In rickets caused by vitamin D deficiency, a dose of 400 IU per day of vitamin D (in the form of vitamin D2 or D3) is usually used; in the presence of osteomalacia within 6-12 weeks, a dose of 5000 IU per day of vitamin D is prescribed, and then decreases to 400 IU per day. At the initial stages of treatment, an additional 2 g of calcium per day is desirable. In patients with rickets or osteomalacies caused by inadequate sun exposure, exposure to sunlight or the use of ultraviolet lamps may be sufficient.

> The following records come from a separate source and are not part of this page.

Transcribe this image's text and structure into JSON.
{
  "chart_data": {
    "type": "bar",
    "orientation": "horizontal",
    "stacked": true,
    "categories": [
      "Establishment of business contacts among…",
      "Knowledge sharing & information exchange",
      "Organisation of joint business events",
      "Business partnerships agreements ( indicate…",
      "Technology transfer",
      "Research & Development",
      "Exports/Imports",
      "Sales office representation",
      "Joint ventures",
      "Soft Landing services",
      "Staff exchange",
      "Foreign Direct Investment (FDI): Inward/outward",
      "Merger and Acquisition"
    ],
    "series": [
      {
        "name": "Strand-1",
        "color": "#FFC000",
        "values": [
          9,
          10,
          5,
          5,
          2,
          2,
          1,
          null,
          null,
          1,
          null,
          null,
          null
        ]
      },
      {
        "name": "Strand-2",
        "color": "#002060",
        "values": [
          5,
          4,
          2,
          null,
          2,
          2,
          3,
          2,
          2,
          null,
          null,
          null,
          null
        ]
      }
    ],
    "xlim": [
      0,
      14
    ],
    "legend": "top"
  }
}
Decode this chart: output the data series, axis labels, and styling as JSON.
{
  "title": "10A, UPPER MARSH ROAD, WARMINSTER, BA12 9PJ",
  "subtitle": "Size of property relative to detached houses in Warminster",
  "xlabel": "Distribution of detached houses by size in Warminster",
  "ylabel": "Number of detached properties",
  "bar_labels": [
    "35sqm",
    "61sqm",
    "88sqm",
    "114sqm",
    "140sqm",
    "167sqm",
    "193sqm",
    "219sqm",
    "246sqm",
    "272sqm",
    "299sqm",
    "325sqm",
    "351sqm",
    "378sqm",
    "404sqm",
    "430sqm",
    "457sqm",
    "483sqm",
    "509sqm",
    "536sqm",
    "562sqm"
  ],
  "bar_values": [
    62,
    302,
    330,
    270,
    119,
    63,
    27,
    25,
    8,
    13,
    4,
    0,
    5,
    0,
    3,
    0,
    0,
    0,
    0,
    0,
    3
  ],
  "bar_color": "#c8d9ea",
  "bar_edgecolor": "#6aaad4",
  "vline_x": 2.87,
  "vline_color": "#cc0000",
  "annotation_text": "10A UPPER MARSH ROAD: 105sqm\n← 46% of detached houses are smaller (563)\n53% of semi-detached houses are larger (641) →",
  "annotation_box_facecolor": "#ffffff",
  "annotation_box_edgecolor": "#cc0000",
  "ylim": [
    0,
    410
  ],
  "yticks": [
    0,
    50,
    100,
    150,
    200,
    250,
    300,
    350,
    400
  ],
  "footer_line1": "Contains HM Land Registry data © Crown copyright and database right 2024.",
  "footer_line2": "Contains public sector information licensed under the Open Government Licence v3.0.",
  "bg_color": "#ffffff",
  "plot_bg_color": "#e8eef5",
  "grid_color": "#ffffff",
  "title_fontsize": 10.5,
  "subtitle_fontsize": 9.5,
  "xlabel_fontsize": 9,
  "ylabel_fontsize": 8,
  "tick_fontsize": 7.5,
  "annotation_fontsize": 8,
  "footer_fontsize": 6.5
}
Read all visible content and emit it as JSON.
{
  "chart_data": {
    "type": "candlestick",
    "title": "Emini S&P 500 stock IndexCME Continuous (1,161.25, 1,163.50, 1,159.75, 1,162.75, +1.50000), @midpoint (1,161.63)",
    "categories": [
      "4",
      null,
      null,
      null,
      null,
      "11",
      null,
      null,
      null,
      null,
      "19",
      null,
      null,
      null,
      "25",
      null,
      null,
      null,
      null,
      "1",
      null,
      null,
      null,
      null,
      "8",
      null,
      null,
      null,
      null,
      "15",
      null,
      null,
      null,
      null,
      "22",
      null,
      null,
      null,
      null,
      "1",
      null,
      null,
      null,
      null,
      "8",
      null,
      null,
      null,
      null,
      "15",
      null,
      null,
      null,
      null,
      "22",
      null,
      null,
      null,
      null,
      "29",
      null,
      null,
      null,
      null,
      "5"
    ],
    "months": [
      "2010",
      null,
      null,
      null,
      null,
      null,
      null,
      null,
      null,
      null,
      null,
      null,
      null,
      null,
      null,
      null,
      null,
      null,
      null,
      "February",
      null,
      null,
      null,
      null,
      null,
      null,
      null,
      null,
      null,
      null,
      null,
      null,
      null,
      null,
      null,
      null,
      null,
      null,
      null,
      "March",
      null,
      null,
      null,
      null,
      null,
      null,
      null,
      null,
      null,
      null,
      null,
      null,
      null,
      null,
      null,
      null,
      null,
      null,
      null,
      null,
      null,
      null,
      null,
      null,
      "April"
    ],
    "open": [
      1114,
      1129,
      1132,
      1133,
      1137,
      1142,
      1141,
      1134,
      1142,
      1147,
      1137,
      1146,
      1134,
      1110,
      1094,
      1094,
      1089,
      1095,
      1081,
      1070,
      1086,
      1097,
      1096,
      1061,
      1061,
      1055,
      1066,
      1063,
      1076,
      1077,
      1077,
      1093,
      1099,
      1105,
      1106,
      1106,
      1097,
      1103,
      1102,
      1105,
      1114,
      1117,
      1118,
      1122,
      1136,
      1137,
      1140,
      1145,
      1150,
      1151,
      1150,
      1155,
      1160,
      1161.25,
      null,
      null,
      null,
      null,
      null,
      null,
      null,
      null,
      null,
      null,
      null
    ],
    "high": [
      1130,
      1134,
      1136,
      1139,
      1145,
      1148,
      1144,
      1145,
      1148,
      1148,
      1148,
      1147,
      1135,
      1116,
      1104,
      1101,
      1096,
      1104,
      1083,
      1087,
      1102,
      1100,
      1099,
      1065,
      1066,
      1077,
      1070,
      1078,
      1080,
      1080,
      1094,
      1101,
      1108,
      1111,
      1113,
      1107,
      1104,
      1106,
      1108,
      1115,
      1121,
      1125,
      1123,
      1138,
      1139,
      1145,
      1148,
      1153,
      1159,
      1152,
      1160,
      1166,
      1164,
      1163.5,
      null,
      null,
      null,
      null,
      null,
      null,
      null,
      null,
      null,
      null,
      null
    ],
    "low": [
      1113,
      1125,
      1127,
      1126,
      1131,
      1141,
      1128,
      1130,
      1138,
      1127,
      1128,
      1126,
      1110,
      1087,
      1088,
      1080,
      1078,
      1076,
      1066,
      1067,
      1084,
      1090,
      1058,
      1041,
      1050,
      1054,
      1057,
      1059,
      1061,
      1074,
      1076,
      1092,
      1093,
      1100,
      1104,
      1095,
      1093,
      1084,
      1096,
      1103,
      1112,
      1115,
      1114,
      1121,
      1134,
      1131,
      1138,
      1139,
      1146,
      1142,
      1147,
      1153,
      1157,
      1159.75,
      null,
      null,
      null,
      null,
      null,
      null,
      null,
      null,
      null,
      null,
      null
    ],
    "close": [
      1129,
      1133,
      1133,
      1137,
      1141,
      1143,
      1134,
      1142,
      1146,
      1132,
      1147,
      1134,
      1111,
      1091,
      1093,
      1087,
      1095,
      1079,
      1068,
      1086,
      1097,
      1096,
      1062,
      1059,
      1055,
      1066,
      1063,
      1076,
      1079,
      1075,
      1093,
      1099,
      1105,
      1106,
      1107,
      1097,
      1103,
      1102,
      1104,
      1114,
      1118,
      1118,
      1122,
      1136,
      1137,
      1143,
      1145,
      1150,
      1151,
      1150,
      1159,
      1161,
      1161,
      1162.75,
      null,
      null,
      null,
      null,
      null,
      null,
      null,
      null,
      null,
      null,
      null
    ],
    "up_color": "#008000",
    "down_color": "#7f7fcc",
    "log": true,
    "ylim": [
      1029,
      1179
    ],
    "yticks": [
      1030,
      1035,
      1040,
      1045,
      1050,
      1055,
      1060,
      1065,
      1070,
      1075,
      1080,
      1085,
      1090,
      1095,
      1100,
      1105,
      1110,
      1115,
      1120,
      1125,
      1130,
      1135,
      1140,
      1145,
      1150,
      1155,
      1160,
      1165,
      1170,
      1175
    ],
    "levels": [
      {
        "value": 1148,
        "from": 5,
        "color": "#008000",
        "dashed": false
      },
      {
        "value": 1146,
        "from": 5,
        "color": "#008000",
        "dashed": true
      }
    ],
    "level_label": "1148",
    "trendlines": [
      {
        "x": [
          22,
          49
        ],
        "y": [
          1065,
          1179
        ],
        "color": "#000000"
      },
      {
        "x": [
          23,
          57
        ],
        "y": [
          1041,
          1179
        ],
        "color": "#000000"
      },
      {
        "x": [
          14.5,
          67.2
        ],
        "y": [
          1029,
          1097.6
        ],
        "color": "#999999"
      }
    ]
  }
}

With vitamin D-dependent type I rickets, 0.25-1.0 μg calcitriol per day is effective. In patients with vitamin D-dependent type II rickets, the use of vitamin D for treatment is not effective [a more understandable term is suggested - hereditary resistance to 1,25 (OH) 2D].
Hypocalcemia is treated depending on the severity of bone tissue damage. In severe cases, it is necessary to administer up to 6 μg / kg of body weight or 30-60 μg / day of calcitriol supplemented with up to 3 g of elemental calcium per day. When treating vitamin D, it is necessary to control the level of calcium in the plasma; Hypercalcemia, which sometimes develops, usually responds quickly to a change in the dose of vitamin D.